The initial Max Drawdown is set at 8% as standard from the starting balance of your account. (You can also purchase a completely optional 10% Max Drawdown at checkout.)

An 8% or 10% Max Drawdown (combined with the 10% virtual profit target) on a 1 Step evaluation are both unbeatable in the trader evaluation services industry.

Whilst the Max Drawdown on the evaluation is a relative drawdown, the drawdown only follows you up until you reach a virtual profit target of 8% after which we completely remove the relative drawdown and allow you to draw back down to your initial starting balance before breaching your account.

This means after reaching a virtual profit target of 8% the Maximum Drawdown can grow to be much greater than 8%.

For example, if you have a $100,000 account, you can go down to $92,000 before breaching the account.
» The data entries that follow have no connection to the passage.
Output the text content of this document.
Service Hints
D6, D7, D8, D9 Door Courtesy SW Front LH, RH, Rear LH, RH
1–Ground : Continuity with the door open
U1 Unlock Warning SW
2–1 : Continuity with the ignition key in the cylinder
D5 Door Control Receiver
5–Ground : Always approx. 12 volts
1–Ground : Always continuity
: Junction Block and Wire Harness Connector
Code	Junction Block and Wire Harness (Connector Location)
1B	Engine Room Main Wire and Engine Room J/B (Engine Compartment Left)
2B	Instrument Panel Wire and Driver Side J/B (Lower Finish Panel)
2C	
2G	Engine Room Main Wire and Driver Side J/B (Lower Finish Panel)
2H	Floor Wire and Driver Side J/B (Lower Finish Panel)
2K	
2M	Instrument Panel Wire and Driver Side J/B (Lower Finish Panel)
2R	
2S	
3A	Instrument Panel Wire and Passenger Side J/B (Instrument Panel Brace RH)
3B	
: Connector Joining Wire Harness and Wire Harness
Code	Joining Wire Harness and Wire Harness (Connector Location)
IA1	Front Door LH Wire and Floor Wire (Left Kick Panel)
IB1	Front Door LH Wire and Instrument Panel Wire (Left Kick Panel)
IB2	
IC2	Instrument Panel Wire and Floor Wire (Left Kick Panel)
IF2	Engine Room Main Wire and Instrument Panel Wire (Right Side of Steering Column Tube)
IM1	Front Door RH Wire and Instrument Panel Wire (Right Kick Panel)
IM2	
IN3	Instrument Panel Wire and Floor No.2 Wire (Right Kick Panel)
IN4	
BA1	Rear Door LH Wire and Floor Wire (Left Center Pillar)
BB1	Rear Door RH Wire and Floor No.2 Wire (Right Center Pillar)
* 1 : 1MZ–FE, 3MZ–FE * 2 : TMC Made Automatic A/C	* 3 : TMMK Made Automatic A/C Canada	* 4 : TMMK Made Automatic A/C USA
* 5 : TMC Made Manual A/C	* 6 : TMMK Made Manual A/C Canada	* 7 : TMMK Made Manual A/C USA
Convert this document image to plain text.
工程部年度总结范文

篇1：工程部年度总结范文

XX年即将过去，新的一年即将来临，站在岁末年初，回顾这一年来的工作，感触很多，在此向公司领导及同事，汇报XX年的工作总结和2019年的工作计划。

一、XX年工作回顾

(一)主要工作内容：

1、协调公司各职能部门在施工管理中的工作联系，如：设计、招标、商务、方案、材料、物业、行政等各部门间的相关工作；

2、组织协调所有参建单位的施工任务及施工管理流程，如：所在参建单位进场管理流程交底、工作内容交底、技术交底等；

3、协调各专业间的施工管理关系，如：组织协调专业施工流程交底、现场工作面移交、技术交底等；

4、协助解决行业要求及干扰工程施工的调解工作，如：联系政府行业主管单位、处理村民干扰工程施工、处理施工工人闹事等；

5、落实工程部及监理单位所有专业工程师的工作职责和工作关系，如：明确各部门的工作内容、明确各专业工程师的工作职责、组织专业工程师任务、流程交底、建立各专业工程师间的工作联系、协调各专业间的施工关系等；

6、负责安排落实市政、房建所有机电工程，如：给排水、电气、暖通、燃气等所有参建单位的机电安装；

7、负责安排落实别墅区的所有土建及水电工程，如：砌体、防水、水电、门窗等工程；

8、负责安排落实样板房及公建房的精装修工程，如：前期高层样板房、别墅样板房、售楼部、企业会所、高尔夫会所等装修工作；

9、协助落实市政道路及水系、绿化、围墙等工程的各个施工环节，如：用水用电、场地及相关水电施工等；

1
Let’s say you are a profitable trader and make $4,000 in your account. Your High-Water Mark is now $104,000. Your Max Drawdown limit will be $96,000. Next, you make an additional $4,000 in your account. So, your new High-Water Mark is $108,000. Here is where the Max Drawdown locks in, so as your High-Water Mark rises your Max Drawdown limit will stay at $100,000, which means your Max Drawdown increases beyond 8%. Let’s say you have grown your account to $120,000. Your effective Max Drawdown level is now 20% (2.5x greater).

​Note: Once the first withdrawal is made in a GFN simulated Funded Account, the Max Drawdown expires and your Max Drawdown will lock in at your starting balance. This encourages traders to adopt a long-term mindset and compound their accounts to achieve larger-sized payouts.

The Daily Loss Limit and Max Drawdown rules serve as important risk management measures, ensuring that traders control their equity fluctuations within a specified range. By adhering to these rules, traders can protect their simulated capital and maintain a disciplined approach to managing their account!